David Watson

Personal information
- Full name: David James Falshaw Watson
- Born: 18 November 1919 St Pancras, London, England
- Died: 3 October 1943 (aged 23) near New Gloucester, Maine, United States
- Batting: Right-handed

Domestic team information
- 1939: Oxford University
- 1939: Minor Counties

Career statistics
| Competition | First-class |
| Matches | 2 |
| Runs scored | 83 |
| Batting average | 27.66 |
| 100s/50s | –/– |
| Top score | 35 |
| Catches/stumpings | –/– |
- Source: Cricinfo, 1 December 2013

= David Watson (cricketer) =

English cricketer

David James Falshaw Watson (18 November 1919 - 3 October 1943) was an English cricketer – a right-handed batsman. He was born at St Pancras, London.

Educated at Sedbergh School, Watson later studied at the University of Oxford. Watson made his first-class debut in unusual circumstances during a match between Oxford University and a combined Minor counties team in 1939. Having bowled nine overs in Oxford University's first-innings, the Minor Counties Francis Wilkinson was injured and took no further part in the match. The spectating Watson was allowed by the agreement of Oxford University to take to the field for the Minor Counties as a substitute player. Batting in the Minor Counties first-innings, Watson scored 33 runs before he was dismissed by Michael Farebrother, while in their second-innings he was dismissed by the same bowler for 35 runs.

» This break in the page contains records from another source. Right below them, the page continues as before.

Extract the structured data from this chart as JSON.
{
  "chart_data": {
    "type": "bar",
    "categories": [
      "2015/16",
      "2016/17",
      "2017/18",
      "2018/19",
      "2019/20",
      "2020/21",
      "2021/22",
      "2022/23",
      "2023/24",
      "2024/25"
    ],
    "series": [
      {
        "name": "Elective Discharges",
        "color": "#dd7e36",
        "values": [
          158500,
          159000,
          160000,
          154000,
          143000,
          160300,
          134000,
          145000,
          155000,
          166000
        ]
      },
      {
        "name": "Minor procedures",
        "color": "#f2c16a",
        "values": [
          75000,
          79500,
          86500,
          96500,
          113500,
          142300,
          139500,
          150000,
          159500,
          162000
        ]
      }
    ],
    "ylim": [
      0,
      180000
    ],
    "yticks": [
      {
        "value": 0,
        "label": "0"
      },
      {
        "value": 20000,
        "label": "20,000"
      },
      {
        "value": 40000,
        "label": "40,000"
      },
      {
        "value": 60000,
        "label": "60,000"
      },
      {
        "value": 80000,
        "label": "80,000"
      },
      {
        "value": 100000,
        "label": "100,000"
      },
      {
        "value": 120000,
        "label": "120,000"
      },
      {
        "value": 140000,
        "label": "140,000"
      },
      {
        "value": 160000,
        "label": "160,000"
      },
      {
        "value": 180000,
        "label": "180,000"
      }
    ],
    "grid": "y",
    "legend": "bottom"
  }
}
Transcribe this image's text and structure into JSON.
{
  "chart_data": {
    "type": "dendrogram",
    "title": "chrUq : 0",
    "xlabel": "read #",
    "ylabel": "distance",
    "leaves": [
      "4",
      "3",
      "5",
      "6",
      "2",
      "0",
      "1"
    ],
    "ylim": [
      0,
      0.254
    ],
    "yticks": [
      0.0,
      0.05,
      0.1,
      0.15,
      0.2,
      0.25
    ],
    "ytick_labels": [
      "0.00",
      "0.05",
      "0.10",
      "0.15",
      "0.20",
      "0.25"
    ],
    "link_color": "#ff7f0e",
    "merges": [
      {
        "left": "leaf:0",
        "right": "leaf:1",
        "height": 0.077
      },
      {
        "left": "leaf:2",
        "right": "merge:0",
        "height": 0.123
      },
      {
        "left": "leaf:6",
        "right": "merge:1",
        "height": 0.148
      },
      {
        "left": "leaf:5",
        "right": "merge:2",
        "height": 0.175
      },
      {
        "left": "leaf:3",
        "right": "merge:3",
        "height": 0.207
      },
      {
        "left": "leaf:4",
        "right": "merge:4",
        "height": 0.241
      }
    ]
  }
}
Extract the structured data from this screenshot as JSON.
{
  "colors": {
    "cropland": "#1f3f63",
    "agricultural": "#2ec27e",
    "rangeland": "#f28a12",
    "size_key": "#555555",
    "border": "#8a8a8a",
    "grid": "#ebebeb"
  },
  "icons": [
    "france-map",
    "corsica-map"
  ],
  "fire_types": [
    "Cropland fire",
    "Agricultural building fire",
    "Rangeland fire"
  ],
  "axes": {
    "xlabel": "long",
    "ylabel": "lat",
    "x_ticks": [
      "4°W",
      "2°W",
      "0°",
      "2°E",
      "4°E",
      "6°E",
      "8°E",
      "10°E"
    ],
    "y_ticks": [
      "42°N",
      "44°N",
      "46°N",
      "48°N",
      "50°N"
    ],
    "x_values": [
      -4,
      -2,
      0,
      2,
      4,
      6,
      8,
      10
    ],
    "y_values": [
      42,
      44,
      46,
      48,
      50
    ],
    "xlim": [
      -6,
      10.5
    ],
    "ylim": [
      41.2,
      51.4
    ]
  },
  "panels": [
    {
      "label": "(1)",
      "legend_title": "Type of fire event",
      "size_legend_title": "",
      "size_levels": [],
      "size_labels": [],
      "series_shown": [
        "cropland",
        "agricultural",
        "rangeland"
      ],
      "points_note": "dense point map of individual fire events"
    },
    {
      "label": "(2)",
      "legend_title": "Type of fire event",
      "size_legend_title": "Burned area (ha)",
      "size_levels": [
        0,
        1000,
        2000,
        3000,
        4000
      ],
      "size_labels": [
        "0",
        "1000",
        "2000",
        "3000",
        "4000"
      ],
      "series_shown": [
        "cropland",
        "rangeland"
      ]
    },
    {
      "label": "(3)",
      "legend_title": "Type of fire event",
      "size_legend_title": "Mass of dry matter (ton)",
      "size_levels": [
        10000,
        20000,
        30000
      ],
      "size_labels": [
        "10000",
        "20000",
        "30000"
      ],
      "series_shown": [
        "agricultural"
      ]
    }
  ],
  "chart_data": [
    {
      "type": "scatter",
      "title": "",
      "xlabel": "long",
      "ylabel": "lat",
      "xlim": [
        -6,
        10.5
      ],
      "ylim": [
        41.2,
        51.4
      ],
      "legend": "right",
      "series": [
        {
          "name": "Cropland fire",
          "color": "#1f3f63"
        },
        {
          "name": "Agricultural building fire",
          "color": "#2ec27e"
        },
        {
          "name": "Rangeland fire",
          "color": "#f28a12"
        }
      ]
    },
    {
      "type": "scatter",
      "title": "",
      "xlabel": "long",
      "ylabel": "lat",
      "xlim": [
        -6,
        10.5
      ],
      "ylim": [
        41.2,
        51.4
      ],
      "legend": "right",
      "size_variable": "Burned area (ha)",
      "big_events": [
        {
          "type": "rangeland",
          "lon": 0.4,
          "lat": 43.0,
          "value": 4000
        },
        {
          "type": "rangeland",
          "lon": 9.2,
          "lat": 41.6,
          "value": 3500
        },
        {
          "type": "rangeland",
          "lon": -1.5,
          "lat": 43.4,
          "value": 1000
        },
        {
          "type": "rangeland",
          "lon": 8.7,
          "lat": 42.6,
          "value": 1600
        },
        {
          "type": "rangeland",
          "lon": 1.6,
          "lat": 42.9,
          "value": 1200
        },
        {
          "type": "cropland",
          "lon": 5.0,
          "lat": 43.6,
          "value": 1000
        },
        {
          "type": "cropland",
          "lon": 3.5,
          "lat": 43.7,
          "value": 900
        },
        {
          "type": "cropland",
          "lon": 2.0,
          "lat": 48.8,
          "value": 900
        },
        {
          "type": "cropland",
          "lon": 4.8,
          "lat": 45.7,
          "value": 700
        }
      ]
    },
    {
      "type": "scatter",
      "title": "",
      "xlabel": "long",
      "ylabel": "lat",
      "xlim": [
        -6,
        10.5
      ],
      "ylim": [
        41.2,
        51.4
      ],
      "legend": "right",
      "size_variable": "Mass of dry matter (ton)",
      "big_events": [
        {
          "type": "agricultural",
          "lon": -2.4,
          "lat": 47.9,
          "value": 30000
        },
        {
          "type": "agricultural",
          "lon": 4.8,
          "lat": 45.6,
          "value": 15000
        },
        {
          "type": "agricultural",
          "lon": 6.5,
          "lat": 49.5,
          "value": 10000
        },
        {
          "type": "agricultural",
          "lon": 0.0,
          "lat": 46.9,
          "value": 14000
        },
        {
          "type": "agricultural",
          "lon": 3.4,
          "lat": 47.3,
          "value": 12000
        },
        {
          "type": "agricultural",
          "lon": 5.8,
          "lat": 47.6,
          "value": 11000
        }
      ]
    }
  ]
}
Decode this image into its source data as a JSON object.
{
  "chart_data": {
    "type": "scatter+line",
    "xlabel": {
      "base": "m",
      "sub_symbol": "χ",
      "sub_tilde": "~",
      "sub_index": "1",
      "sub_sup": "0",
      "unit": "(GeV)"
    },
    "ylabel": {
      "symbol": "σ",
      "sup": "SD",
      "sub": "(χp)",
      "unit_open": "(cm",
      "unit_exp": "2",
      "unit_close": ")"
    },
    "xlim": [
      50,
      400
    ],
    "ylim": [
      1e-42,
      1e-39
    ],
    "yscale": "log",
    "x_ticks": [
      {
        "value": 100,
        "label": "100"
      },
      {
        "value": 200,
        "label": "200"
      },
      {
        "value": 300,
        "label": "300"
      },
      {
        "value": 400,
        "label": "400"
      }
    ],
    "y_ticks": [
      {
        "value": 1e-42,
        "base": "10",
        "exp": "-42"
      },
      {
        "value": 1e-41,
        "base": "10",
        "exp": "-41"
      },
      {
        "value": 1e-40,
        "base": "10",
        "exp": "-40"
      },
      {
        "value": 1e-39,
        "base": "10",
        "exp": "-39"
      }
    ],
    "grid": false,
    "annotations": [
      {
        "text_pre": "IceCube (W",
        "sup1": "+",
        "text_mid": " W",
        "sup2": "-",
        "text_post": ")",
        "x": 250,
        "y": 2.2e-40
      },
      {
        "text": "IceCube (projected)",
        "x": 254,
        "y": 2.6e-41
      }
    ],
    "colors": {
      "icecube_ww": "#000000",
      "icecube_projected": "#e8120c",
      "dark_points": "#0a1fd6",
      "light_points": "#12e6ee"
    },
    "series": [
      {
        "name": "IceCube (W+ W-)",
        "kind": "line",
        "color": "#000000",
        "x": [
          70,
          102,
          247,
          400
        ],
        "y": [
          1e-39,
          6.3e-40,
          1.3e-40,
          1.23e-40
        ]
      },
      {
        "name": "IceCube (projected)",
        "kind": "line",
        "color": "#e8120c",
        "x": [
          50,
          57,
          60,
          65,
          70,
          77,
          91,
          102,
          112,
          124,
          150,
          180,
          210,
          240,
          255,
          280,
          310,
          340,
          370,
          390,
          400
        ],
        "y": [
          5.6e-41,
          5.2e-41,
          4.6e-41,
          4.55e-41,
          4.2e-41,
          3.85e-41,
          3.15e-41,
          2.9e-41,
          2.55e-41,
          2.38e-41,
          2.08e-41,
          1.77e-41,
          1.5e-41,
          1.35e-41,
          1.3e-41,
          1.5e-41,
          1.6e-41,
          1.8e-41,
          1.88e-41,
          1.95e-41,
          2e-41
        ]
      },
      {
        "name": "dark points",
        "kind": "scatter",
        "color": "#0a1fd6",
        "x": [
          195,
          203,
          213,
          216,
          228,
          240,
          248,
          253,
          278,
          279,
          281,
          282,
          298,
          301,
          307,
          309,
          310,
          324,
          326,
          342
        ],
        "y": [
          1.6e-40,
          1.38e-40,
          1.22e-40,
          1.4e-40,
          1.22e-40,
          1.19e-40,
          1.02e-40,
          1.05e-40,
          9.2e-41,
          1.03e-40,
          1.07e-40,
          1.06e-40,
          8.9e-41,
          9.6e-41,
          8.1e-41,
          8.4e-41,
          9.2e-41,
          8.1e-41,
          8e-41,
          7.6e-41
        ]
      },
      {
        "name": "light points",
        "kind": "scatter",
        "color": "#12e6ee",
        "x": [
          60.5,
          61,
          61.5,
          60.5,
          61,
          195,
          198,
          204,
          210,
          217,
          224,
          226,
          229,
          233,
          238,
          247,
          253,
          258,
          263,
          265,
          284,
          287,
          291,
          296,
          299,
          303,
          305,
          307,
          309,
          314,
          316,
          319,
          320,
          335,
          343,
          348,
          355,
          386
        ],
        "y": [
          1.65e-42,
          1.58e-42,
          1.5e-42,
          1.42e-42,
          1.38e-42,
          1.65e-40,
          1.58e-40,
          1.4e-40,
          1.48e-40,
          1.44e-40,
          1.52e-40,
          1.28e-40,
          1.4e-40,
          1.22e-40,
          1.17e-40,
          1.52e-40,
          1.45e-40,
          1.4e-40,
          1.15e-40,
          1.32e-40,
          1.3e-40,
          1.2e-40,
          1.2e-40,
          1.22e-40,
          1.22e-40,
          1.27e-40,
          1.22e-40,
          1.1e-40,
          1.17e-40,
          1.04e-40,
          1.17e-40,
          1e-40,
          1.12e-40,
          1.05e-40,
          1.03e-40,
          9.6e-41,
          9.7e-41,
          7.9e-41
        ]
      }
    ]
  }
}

Following this match he made a second first-class appearance, this time for Oxford University against Leicestershire. In a match which ended as a draw he was dismissed for 7 runs in the university's first-innings by Vic Jackson, while in their second-innings he remained unbeaten with 8 runs.

==Military career and death==
Watson served in the Royal Naval Volunteer Reserve, reaching the rank of sub-lieutenant by 1943. Serving as part of the Fleet Air Arm stationed at HMS Saker in the United States, Watson was undertaking a training flight on 3 October 1943 with a F4U Corsair when his plane was involved in a mid-air collision with fellow Fleet Air Arm pilot and fighter ace Alfred Jack Sewell close to the Maine town of New Gloucester, killing both pilots. Watson was buried with full military honours at the Portsmouth Naval Shipyard cemetery.